O maior problema surge, na opinião da Dr.ª Conceição Telhado, ginecologista do hospitalcuf descobertas, «quando aconselhamos o exercício físico, como a marcha regular duas a três vezes por semana, às mulheres da pré-menopausa para prevenção da osteoporose».
A prevenção deve iniciar-se na juventude, com uma alimentação saudável, exercício físico e hábitos saudáveis como não fumar, não abusar de cafés ou de chás. Estes hábitos de vida serão os pilares na luta contra a osteoporose.

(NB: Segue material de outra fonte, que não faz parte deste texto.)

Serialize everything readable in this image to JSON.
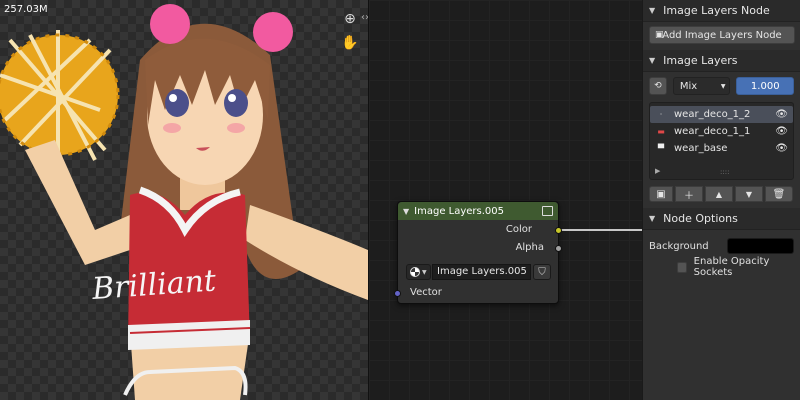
{
  "viewer": {
    "memory_label": "257.03M",
    "shirt_text": "Brilliant"
  },
  "node": {
    "title": "Image Layers.005",
    "outputs": [
      "Color",
      "Alpha"
    ],
    "image_name": "Image Layers.005",
    "input_vector": "Vector",
    "header_color": "#3f5a30",
    "color_socket_color": "#c7c729",
    "alpha_socket_color": "#a1a1a1",
    "vector_socket_color": "#6363c7"
  },
  "sidebar": {
    "panel1": {
      "title": "Image Layers Node",
      "button": "Add Image Layers Node"
    },
    "panel2": {
      "title": "Image Layers",
      "blend_mode": "Mix",
      "opacity": "1.000",
      "layers": [
        {
          "name": "wear_deco_1_2",
          "active": true
        },
        {
          "name": "wear_deco_1_1",
          "active": false
        },
        {
          "name": "wear_base",
          "active": false
        }
      ]
    },
    "panel3": {
      "title": "Node Options",
      "background_label": "Background",
      "background_color": "#000000",
      "opacity_sockets_label": "Enable Opacity Sockets"
    }
  }
}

Em situações normais, «as mulheres só devem iniciar uma terapêutica hormonal de substituição (THS) após a menopausa. Em casos de doenças da tiróide, ou outras, como a asma, que requerem corticóides, deve-se suplementar a dieta com cálcio, mesmo antes da menopausa. As mulheres muito magras, ou com doenças que induzam mais precocemente ao aparecimento da osteoporose, têm de ter uma vigilância clínica e laboratorial mais apertada», salienta Conceição Telhado, acrescentando:
«Todas as situações que provoquem uma menopausa precoce, isto é, antes dos 40 anos, tanto espontâneas como cirúrgicas ou iatrogénicas (quimioterapia ou radioterapia), obrigam à instituição de uma THS adequada e vigiada.»
Se houver sintomas de menopausa, como afrontamentos, irritabilidade ou insónias e a mulher concordar, deve ser proposta uma THS que, além de corrigir estes sintomas, irá fazer a prevenção da osteoporose.
A THS é a terapêutica de primeira linha que, segundo a mesma ginecologista, «deve ter uma duração de 5 a 6 anos, dependendo de cada caso. Se já existir uma osteoporose instalada, existem outras terapêuticas médicas indicadas para o efeito».
Para as mulheres que entram na menopausa, sem queixas, que apresentam uma vida saudável e que fazem exercício físico regular, podem protelar o início da terapêutica para quando necessitarem.
«O que é importante é pedir uma densitometria óssea, para avaliar se a pessoa tem ou não osteoporose. Em caso positivo, então poderá iniciar a THS. Em contrário, de dois em dois anos poderá, através da densitometria óssea, realizar uma vigilância porque podem ocorrer algumas alterações. Outra opção são os marcadores ósseos, que consistem numa análise de sangue e que identificam a existência, ou não, de perda de massa óssea acelerada», adverte a ginecologista.
Ainda assim, todas as mulheres na menopausa devem fazer um suplemento de cálcio, uma vez que há perda de massa óssea por menor absorção intestinal.
Sem prevenção, os riscos de osteoporose podem ser acrescidos e as complicações desta patologia traduzem-se, sobretudo, pelas fracturas. Há fracturas da coluna, pelas quais a mulher pode sofrer alterações na estatura, ficando mais baixas, e podem também fazer microfracturas na coluna que dão origem a dores ou à própria incapacidade.
De acordo com Conceição Telhado, «a fractura mais comum, responsável por uma grande taxa de mortalidade e por elevados custos de saúde pelos internamentos a nível mundial, é a do colo do fémur, que afecta principalmente as mulheres com idade mais avançada».
Por isso, alerta-se para as medidas preventivas que podem possibilitar uma melhor qualidade de vida na menopausa, que ocupa cada vez mais uma maior parte da vida das mulheres.